About a month ago I met up with activist and artist Will St Leger to talk about an upcoming exhibition he’s putting together for ACT UP Dublin. The more we talked, the more I came to realise how little I knew about the extent of Ireland’s HIV crisis. There’s been a four-fold increase in new HIV diagnoses in Ireland in the last decade and no one seems to be talking about it.
Through this project we wanted to reset people’s assumptions by reminding them that HIV can affect anybody, and also to help eliminate the stigma and shame attached to it. Will put it quite simply that people seem to forget that the first letter in HIV stands for, ‘human’, but many choose to focus on the last letter, which stands for ‘virus’.
We put out the word across social media to find participants to pose for a series with everyday people showing their solidarity by holding a sign reading, ‘HUMAN’ which was designed by Will. Our goal was to get as many people as possible and have the images installed together in the windows of Filmbase as part of the show.

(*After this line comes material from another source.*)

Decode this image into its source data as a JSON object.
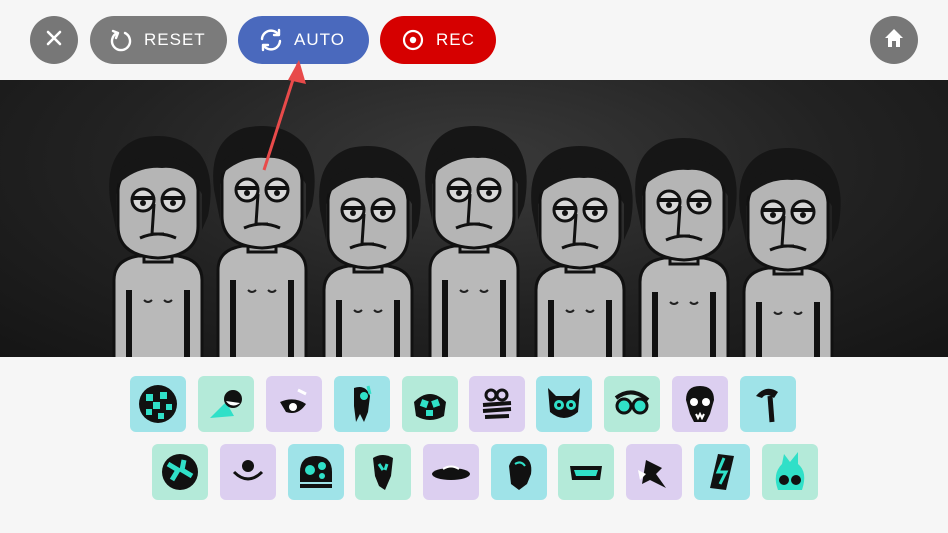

The response from people who wanted to take part was really incredible and I owe them all thanks. New people were getting in touch daily, all of whom were excited to be involved. It quickly became one of my favourite projects I’ve worked on to date. The pace over the last few weeks has been quick and I’ve loved it, going to meet people and getting to listen to their reasons for wanting to get involved. The enthusiasm around an issue clearly close to a lot of people’s hearts only left me wanting to get more involved.
“I was diagnosed at 19, so I’ve been navigating HIV all my adult life: the meds, the disclosure anxiety, the freak-outs when I failed to use a condom, the stigma (both perceived and real). We’ve learnt over the years that HIV does not have a massive impact on quality of life – I’ll live longer than the average diabetes or cancer patient; I’m on meds so I can’t transmit it – but none of these learnings have filtered down to the general populace. Joe Bloggs down the pub still assumes that I’m terminally ill, that I’m a slut, that I’m morally culpable – and so do some friends and family, most likely. That’s the sore spot that I want to address by being part of this project.
“I became involved in the project after seeing a post on Instagram from ACT UP Dublin. I’m involved in sexuality education research and also run talks and workshops around the country, so projects like this, which can start conversations about HIV and other sexual health related areas, are important to me. I think that education is the way forward in terms of fighting the rise in infections.
If people have more knowledge about STIs, how they can be transmitted and how they can all be treated, then the stigma around them could be lessened, which in turn would encourage people to reach out for information and get themselves tested.”
The HUMAN project is close to my heart as it confronts head-on the stigma around HIV that is so damaging to all of us, not just for people who are HIV positive. As a mother of small kids I want to be part of changing how, when and why we talk about sex and STIs in Ireland. Let’s talk!
As a member of the LGBT+ community and as someone who has had loved ones personally affected by HIV, I stand for the HUMAN project because I am a humanist, and believe every human deserves the right to dignity, care and acceptance. Stigmatisation is an outdated way to live life -let’s educate and live in love instead!
“We still don’t talk about HIV openly enough. People living with HIV are human like everyone else, but somehow it’s okay to think that they are different, or should be hidden away in shame and secrecy. That just contributes to the rising rate of new infections each year. It’s not okay, not ever, but we as a community can work together to change it.”
When I heard about the HUMAN project I jumped at the opportunity to be involved. I was affected by AIDS when I was a child and lost my next door neighbour. He was a loving creative man that brought so much joy and wonder to my little world, and I loved him. Most people knew him as The Dice Man, but I knew him as Tom, the caring man next door who always had time to feed a little girl’s curiosity.
That was over 20 years ago and Ireland has moved backward in its treatment of the HIV and AIDS crisis. Let’s not forget the love of those we’ve lost and use it to help keep others.”
CORMAC Ó CINNÉIDE
The HUMAN project to me is about taking responsibility for your own social awareness. I have friends from many walks of life; and the risk of HIV, among other STIs, is a reality for all. I feel this project provides a platform for people to both acknowledge their own part and to be socially responsible, by making a small gesture and putting themselves out there to help raise awareness for others.